Suppose that a viewer in another frame $A$ is displaced relative to the current frame by a transformation $g_{xy}$ :$\textbf{Y} = g_{xy}\textbf{X}(t)$. Then the velocity in this view frame is given by:
$$
\dot{\textbf{Y}}(t) = g_{xy}\dot{\textbf{X}}(t) = g_{xy}\hat{V}(t)\textbf{X}(t) = g_{xy}\hat{V}g^{-1}_{xy}\textbf{Y}(t).
$$

This shows that the relative velocity of points observed from camera frame $A$ is represented by the twist:
$$
\hat{V}y
= g{xy}\hat V g_{xy}^{-1} \equiv ad_{g_{xy}}(\hat
V). (就是上式中直接把 \dot{Y}(t)根据定义写成Y(t)本身和在Y(t)处的李代数相乘) $$

where we have introduced the adjoint map on $se(3)$:
$$
ad_g : se(3) \rightarrow se(3); \quad \hat{\xi} \mapsto g \hat{\xi}g^{-1}. ( \hat{\xi}就是 twist.)
$$

2.0.18 Summary

	Rotation $SO(3)$	Rigid-body $SE(3)$
Matrix representation	$R\in GL(3);$ $R^TR=I,$ $det(R)=1$	$g=\left(\begin{matrix} R &T\\ 0 &1\end{matrix}\right)$
3-D coordinates	$\textbf{X}=R\textbf{X}_0$	$\textbf{X}=R\textbf{X}_0 + T$
Inverse	$R^{-1} = R^T$	$g^{-1} = \left(\begin{matrix} R^T & -R^TT \\ 0 &1\end{matrix}\right)$
Exponential representation	$R=\exp({\hat{w}})$	$g=\exp({\hat{\xi}})$
Velocity	$\dot{\textbf{X}}=\hat{w}\textbf{X}$	$\dot{\textbf{X}}=\hat{w}\textbf{X} + v$
Adjoint map	$\hat{w}\mapsto R\hat{w}R^{T}$	$\hat{\xi} \mapsto g\hat{\xi}g^{-1}$

2.0.19 Alternative Representations: Euler Angles

In addition to the exponential parameterization, there exist alternative mathematical representations to parameterize rotation matrices $R\in SO(3)$,given by the Euler angles. These are local coordinates, i.e. the parameterization is only corret for a protion of $SO(3)$.

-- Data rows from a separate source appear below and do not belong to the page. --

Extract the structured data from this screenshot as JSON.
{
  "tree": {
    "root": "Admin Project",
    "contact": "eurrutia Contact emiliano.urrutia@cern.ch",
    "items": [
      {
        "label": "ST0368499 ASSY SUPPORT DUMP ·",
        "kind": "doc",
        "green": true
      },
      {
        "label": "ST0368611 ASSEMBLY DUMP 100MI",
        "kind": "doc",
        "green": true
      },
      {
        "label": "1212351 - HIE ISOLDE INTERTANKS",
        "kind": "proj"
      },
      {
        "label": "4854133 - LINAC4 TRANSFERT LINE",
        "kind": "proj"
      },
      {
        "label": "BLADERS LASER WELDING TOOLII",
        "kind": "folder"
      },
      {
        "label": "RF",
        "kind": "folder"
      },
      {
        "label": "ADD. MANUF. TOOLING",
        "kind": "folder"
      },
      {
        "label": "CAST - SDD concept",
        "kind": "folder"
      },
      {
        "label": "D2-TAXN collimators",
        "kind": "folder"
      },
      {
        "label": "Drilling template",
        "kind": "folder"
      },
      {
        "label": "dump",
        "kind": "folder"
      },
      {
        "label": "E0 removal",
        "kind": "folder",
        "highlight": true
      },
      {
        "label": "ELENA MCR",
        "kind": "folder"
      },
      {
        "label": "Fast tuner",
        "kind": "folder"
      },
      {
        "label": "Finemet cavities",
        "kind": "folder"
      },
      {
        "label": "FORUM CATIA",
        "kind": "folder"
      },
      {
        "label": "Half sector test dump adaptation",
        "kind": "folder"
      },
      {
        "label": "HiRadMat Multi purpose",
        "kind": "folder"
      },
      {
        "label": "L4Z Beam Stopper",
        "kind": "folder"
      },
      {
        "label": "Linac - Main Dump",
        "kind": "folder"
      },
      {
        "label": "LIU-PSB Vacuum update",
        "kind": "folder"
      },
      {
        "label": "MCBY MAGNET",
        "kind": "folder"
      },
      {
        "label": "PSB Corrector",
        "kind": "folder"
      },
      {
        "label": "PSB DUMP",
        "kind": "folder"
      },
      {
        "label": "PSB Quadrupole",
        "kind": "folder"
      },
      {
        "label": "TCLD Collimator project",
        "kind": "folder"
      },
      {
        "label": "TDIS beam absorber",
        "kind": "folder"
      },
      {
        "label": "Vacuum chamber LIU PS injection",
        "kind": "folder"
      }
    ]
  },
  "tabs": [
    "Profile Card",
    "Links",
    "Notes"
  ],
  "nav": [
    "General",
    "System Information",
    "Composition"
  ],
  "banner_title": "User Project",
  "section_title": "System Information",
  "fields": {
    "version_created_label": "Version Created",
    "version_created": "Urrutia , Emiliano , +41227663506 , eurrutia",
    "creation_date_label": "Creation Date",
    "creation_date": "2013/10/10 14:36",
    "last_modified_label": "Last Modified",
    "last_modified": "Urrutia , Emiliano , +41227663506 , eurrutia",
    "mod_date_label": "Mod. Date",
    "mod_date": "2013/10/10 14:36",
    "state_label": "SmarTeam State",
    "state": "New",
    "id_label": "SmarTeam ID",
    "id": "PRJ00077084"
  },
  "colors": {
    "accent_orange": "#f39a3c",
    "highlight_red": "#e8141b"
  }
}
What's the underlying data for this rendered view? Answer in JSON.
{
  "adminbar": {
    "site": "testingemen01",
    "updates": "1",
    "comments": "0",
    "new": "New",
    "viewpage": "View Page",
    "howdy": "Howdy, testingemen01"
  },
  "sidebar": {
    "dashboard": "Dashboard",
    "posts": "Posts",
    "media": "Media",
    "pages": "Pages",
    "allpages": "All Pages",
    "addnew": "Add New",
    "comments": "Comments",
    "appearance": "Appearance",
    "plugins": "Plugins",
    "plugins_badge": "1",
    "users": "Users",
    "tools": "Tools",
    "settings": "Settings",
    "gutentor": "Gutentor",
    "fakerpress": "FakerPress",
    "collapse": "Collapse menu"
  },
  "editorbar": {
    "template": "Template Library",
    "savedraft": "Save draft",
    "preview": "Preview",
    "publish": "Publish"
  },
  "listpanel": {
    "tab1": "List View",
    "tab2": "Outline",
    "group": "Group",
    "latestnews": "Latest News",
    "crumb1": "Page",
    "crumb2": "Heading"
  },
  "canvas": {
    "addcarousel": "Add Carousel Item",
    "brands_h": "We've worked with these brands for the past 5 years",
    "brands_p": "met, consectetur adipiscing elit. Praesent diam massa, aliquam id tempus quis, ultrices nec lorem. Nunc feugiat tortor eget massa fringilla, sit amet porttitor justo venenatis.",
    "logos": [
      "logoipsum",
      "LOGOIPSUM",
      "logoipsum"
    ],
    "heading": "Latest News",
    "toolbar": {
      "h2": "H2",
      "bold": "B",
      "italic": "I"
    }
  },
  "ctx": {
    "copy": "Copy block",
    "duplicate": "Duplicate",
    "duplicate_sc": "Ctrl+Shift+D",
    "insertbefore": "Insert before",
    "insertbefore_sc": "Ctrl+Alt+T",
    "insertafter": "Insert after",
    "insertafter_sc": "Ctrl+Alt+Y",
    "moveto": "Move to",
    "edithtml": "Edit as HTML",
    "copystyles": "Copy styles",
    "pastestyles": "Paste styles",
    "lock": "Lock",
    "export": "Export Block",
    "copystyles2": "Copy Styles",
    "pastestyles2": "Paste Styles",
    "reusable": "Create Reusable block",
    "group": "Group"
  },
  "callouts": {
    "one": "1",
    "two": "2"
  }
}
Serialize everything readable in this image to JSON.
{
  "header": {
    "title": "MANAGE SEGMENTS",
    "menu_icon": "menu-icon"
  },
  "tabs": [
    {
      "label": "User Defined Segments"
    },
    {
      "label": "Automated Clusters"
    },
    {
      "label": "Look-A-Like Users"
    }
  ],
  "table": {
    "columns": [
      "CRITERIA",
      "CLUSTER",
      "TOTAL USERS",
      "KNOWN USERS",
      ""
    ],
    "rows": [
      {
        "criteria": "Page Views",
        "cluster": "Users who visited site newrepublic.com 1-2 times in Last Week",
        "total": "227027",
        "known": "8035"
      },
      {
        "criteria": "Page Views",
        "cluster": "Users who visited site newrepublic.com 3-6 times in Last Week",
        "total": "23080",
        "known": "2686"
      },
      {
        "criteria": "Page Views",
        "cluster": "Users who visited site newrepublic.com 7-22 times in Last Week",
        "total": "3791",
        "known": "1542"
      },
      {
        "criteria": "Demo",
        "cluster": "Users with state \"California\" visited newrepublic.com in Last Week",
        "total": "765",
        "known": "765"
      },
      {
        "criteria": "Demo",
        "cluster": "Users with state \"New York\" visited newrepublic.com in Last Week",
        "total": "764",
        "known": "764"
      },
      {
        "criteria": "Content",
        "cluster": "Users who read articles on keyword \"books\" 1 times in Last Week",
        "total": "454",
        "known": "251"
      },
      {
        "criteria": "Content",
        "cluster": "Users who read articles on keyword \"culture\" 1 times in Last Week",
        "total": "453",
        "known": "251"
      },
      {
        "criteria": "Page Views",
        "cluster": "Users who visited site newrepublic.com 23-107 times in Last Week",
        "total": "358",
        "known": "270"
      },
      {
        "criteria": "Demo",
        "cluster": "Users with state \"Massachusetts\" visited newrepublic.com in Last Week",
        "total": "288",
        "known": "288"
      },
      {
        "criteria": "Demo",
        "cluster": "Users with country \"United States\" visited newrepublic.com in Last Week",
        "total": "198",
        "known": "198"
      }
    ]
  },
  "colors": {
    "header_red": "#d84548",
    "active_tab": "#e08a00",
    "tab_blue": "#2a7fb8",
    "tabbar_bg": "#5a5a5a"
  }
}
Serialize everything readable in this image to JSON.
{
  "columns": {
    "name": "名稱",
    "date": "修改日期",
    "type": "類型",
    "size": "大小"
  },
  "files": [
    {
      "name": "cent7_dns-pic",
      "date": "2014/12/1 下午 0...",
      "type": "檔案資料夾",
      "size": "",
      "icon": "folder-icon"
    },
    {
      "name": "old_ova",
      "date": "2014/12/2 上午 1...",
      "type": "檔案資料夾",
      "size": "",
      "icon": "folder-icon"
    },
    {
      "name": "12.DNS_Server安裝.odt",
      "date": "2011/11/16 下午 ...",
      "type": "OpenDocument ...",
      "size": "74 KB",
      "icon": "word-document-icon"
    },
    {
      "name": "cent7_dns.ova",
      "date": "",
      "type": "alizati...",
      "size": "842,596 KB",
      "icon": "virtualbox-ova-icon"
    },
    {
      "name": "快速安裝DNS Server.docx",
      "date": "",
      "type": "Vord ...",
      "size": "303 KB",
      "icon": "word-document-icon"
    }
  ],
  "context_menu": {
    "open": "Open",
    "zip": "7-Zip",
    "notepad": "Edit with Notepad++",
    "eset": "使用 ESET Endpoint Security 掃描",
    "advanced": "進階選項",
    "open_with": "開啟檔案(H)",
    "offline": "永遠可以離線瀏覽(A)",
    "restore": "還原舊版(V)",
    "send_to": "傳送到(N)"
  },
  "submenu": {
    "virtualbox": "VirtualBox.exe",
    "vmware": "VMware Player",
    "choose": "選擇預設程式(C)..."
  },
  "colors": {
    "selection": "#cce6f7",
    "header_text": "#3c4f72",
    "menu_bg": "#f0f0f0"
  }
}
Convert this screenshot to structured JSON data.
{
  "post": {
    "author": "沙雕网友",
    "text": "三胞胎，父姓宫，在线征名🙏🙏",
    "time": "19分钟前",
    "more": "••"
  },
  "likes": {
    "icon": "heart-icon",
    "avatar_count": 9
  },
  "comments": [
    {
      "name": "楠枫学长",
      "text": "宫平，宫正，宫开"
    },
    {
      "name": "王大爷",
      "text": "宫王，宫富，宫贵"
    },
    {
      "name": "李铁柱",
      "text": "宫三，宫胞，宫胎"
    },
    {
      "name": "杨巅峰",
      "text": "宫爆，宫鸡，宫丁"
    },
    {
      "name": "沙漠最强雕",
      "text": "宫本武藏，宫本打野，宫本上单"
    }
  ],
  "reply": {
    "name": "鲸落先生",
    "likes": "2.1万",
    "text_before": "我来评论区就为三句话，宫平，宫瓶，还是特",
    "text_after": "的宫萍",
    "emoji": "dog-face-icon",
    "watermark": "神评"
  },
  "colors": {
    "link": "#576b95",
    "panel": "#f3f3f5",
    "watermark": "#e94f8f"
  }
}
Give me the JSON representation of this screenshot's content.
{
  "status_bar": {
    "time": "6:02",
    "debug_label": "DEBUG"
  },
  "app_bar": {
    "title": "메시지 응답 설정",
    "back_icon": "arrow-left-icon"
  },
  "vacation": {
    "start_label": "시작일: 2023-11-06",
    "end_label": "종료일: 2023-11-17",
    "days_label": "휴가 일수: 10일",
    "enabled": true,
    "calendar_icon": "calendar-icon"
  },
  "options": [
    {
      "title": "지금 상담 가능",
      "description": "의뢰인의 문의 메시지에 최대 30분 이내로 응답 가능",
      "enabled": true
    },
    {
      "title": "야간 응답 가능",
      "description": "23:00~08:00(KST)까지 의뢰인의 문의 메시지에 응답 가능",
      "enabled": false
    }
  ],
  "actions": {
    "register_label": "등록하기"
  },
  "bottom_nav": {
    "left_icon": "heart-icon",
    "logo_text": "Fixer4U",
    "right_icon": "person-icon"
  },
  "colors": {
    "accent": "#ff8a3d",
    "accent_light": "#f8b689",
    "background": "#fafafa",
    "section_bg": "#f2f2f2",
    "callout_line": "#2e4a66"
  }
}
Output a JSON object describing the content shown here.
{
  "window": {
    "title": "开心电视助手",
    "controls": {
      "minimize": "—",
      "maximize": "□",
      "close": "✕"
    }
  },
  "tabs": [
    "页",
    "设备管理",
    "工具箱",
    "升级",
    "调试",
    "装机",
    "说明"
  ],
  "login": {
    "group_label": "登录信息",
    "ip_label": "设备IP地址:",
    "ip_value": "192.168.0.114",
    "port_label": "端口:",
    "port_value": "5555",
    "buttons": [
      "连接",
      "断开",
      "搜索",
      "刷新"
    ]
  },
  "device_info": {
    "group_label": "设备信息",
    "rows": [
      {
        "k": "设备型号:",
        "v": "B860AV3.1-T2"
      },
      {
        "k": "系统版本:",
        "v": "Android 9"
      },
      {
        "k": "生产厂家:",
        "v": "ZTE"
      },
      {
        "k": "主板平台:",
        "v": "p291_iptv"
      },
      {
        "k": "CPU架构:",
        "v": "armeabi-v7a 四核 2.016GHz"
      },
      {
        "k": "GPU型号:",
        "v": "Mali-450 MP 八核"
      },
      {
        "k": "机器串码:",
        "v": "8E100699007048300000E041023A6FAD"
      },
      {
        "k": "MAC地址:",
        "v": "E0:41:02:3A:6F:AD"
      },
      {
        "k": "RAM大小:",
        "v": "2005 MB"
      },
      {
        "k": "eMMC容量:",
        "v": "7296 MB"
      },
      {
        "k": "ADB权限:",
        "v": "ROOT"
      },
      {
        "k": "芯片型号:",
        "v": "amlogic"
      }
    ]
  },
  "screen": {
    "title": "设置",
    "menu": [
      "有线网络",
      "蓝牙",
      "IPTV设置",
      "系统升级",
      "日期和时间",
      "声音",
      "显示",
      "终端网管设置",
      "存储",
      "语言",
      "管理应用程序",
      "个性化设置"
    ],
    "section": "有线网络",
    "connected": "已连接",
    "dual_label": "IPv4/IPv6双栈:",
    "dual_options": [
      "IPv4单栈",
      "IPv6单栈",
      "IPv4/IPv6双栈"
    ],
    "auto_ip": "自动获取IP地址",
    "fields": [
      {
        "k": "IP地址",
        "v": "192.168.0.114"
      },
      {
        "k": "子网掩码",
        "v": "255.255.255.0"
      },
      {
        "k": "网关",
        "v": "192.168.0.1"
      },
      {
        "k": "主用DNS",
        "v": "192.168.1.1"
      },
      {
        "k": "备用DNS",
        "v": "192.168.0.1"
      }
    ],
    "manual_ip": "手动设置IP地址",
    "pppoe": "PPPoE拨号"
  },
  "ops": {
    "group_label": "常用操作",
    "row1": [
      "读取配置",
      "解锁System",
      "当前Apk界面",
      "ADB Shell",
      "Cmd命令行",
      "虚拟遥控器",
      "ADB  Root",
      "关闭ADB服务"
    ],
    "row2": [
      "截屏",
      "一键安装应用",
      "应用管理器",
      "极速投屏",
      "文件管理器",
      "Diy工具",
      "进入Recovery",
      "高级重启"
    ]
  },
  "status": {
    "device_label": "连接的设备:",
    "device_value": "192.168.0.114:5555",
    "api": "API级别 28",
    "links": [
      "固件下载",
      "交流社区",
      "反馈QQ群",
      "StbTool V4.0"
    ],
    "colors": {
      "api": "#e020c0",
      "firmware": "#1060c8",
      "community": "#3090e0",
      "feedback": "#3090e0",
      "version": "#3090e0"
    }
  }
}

Given a basis $(\hat{w}_1, \hat{w}_2, \hat{w}_3)$ of the Lie algebra $so(3)$, we can define a mapping from $\mathbb{R}^3$ to the Lie froup $SO(3)$ by:
$$
\alpha : (\alpha_1, \alpha_2, \alpha_3) \mapsto \exp (\alpha_1 \hat{w}_1 + \alpha_2 \hat{w}_2 + \alpha_3 \hat{w}_3).
$$

The coordinates $(\alpha_1, \alpha_2, \alpha_3)$ are called Lie-Cartan coordinates of the first kind relative to the above basis.

The Lie-Cartan coordinates of the second kind are defined as:
$$
\beta : (\beta_1, \beta_2, \beta_3) \mapsto \exp (\beta_1 \hat{w}_1)\exp( \beta_2 \hat{w}_2 )\exp(\beta_3 \hat{w}_3).
$$

For the basis representing rotation around the $z-, y-,x-$axis
$$
w_1 = (0,0,1)^T, w_2=(0,1,0)^T, w_3=(1,0,0)^T,$$
the coordinates $\beta_1, \beta_2, \beta_3$ are called Euler Angles.